Timing Is Everything
A new global programme has launched, calling for international collaboration to synchronise climate records over the last 100 million years in order to make a significant contribution to the understanding of Earth history, biotic evolution, and particularly, Earth’s climate history.
Entitled “TIMES (Time Integrated Matrix for Earth Sciences)” this initiative is an international collaboration of researchers, including Thomas Westerhold and Heiko Pälike from MARUM – Center for Marine Environmental Sciences at the University of Bremen (Germany), and these researchers have now outlined their motivation and necessity for this program in a publication in the journal Paleoceanography and Paleoclimatology of the American Geophysical Society.
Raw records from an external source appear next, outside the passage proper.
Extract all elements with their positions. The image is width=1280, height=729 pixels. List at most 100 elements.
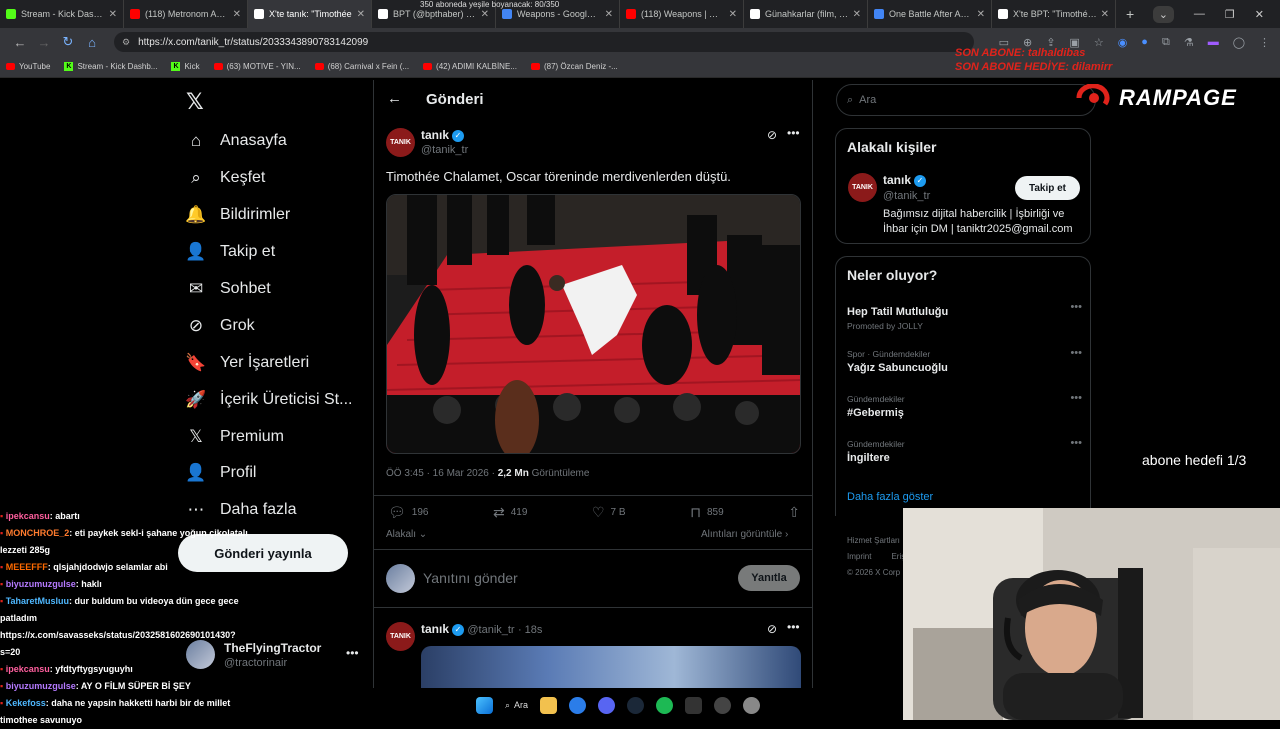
- close-tab-icon[interactable]: ✕: [109, 9, 117, 20]
- share-action[interactable]: ⇧: [788, 504, 800, 521]
- recorder-icon[interactable]: [714, 696, 732, 714]
- discord-icon[interactable]: [598, 696, 616, 714]
- nav-item-rocket[interactable]: 🚀 İçerik Üreticisi St...: [185, 390, 352, 410]
- chat-username[interactable]: ipekcansu: [6, 664, 50, 674]
- browser-tab[interactable]: Günahkarlar (film, 20 ✕: [744, 0, 868, 28]
- author-name[interactable]: tanık: [421, 128, 449, 142]
- close-tab-icon[interactable]: ✕: [605, 9, 613, 20]
- chat-username[interactable]: Kekefoss: [6, 698, 46, 708]
- reply-action[interactable]: 💬︎ 196: [388, 504, 428, 521]
- close-tab-icon[interactable]: ✕: [357, 9, 365, 20]
- author-handle[interactable]: @tanik_tr: [421, 144, 468, 156]
- more-icon[interactable]: •••: [346, 646, 359, 660]
- repost-action[interactable]: ⇄ 419: [493, 504, 527, 521]
- close-tab-icon[interactable]: ✕: [853, 9, 861, 20]
- imprint-link[interactable]: Imprint: [847, 552, 871, 561]
- address-bar[interactable]: ⚙ https://x.com/tanik_tr/status/20333438…: [114, 32, 974, 52]
- taskbar-search[interactable]: ⌕ Ara: [505, 700, 528, 711]
- nav-item-bookmark[interactable]: 🔖 Yer İşaretleri: [185, 353, 309, 373]
- bookmark-item[interactable]: K Stream - Kick Dashb...: [64, 62, 157, 71]
- nav-item-grok[interactable]: ⊘ Grok: [186, 316, 255, 336]
- settings-icon[interactable]: [743, 696, 761, 714]
- back-icon[interactable]: ←: [8, 35, 32, 50]
- nav-item-profile[interactable]: 👤 Profil: [185, 463, 256, 483]
- chat-username[interactable]: biyuzumuzgulse: [6, 579, 76, 589]
- nav-item-follow[interactable]: 👤 Takip et: [185, 242, 275, 262]
- browser-tab[interactable]: One Battle After Anot ✕: [868, 0, 992, 28]
- trend-more-icon[interactable]: •••: [1070, 301, 1082, 313]
- more-options-icon[interactable]: •••: [787, 620, 800, 634]
- author-name-row[interactable]: tanık ✓: [421, 128, 465, 142]
- tab-search-icon[interactable]: ⌄: [1152, 5, 1174, 23]
- lab-icon[interactable]: ⚗: [1184, 36, 1194, 49]
- reply-button[interactable]: Yanıtla: [738, 565, 800, 591]
- post-time[interactable]: ÖÖ 3:45 · 16 Mar 2026 ·: [386, 468, 498, 479]
- reply-handle[interactable]: @tanik_tr: [467, 624, 514, 636]
- epic-games-icon[interactable]: [685, 696, 703, 714]
- browser-tab[interactable]: X'te BPT: "Timothée C ✕: [992, 0, 1116, 28]
- sort-dropdown[interactable]: Alakalı ⌄: [386, 529, 427, 540]
- grok-icon[interactable]: ⊘: [767, 622, 777, 636]
- trend-item[interactable]: Spor · Gündemdekiler Yağız Sabuncuoğlu •••: [847, 347, 1082, 374]
- nav-item-home[interactable]: ⌂ Anasayfa: [186, 131, 287, 151]
- restore-icon[interactable]: ❐: [1225, 8, 1235, 21]
- site-info-icon[interactable]: ⚙: [122, 37, 130, 48]
- bookmark-item[interactable]: K Kick: [171, 62, 200, 71]
- file-explorer-icon[interactable]: [540, 696, 558, 714]
- bookmark-item[interactable]: (68) Carnival x Fein (...: [314, 62, 409, 71]
- trend-item[interactable]: Gündemdekiler #Gebermiş •••: [847, 392, 1082, 419]
- terms-link[interactable]: Hizmet Şartları: [847, 533, 907, 549]
- bookmark-action[interactable]: ⊓ 859: [690, 504, 724, 521]
- menu-icon[interactable]: ⋮: [1259, 36, 1270, 49]
- trend-more-icon[interactable]: •••: [1070, 392, 1082, 404]
- author-avatar[interactable]: TANIK: [386, 128, 415, 157]
- ext-blue-icon[interactable]: ●: [1141, 36, 1148, 48]
- browser-tab[interactable]: (118) Metronom Akan ✕: [124, 0, 248, 28]
- close-window-icon[interactable]: ✕: [1255, 8, 1264, 21]
- spotify-icon[interactable]: [656, 696, 674, 714]
- back-arrow-icon[interactable]: ←: [387, 90, 402, 107]
- chat-username[interactable]: ipekcansu: [6, 511, 50, 521]
- bookmark-item[interactable]: (42) ADIMI KALBİNE...: [423, 62, 517, 71]
- view-quotes-link[interactable]: Alıntıları görüntüle ›: [701, 529, 788, 540]
- reply-input[interactable]: Yanıtını gönder: [423, 570, 518, 586]
- x-logo-icon[interactable]: 𝕏: [186, 89, 204, 115]
- ext-purple-icon[interactable]: ▬: [1208, 36, 1219, 48]
- related-handle[interactable]: @tanik_tr: [883, 190, 930, 202]
- trend-more-icon[interactable]: •••: [1070, 347, 1082, 359]
- nav-item-bell[interactable]: 🔔 Bildirimler: [185, 205, 290, 225]
- close-tab-icon[interactable]: ✕: [481, 9, 489, 20]
- related-name[interactable]: tanık: [883, 173, 911, 187]
- follow-button[interactable]: Takip et: [1015, 176, 1080, 200]
- chat-username[interactable]: MONCHROE_2: [6, 528, 70, 538]
- windows-start-icon[interactable]: [476, 696, 493, 714]
- trend-more-icon[interactable]: •••: [1070, 437, 1082, 449]
- reply-time[interactable]: · 18s: [518, 624, 542, 636]
- post-image[interactable]: [386, 194, 801, 454]
- browser-tab[interactable]: (118) Weapons | Offic ✕: [620, 0, 744, 28]
- browser-tab[interactable]: Stream - Kick Dashbo ✕: [0, 0, 124, 28]
- related-avatar[interactable]: TANIK: [848, 173, 877, 202]
- reply-tweet-avatar[interactable]: TANIK: [386, 622, 415, 651]
- grok-icon[interactable]: ⊘: [767, 128, 777, 142]
- minimize-icon[interactable]: —: [1194, 8, 1205, 20]
- show-more-link[interactable]: Daha fazla göster: [847, 491, 933, 503]
- new-tab-button[interactable]: +: [1116, 6, 1144, 22]
- reply-tweet-image[interactable]: [421, 646, 801, 688]
- close-tab-icon[interactable]: ✕: [1101, 9, 1109, 20]
- trend-item[interactable]: Hep Tatil Mutluluğu Promoted by JOLLY •••: [847, 301, 1082, 331]
- related-name-row[interactable]: tanık ✓: [883, 173, 927, 187]
- browser-tab[interactable]: X'te tanık: "Timothée ✕: [248, 0, 372, 28]
- close-tab-icon[interactable]: ✕: [233, 9, 241, 20]
- home-browser-icon[interactable]: ⌂: [80, 35, 104, 50]
- close-tab-icon[interactable]: ✕: [977, 9, 985, 20]
- trend-item[interactable]: Gündemdekiler İngiltere •••: [847, 437, 1082, 464]
- ext-translate-icon[interactable]: ◉: [1118, 36, 1128, 49]
- search-input[interactable]: ⌕ Ara: [836, 84, 1096, 116]
- nav-item-search[interactable]: ⌕ Keşfet: [186, 168, 265, 188]
- chat-username[interactable]: MEEEFFF: [6, 562, 48, 572]
- forward-icon[interactable]: →: [32, 35, 56, 50]
- extensions-icon[interactable]: ⧉: [1162, 36, 1170, 49]
- profile-browser-icon[interactable]: ◯: [1233, 36, 1245, 49]
- browser-icon[interactable]: [569, 696, 587, 714]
As a multidisciplinary team from palaeoceanography, palaeoclimate research and geochronology, Westerhold and his co-authors emphasize in their publication that it is crucial to synchronize globally consistent and very precise dating for all important sedimentary climate archives across geographical regions
“It is important to now understand the biological and climatic processes on Earth that influence evolution, extinction, recovery and resilience. However, the most important climate proxy data from the past 100 million years, which can provide precise information about this, are not sufficiently synchronized in time across the different regions, which makes it considerably more difficult to understand the Earth’s climate dynamics,” explains Westerhold. Most of the material and data for this period is available – because that is how far back the material goes that was obtained in the international ocean and continental drilling programs almost worldwide.
Synchronizing 100 million years of regional and global climate history is very complex, and the TIMES project is extensive. Since timing is everything, Westerhold’s team emphasizes, internationally coordinated work must begin now to calibrate the climate records of the past 100 million years so precisely that the Earth’s climate history can reliably help shape a safe future for humanity.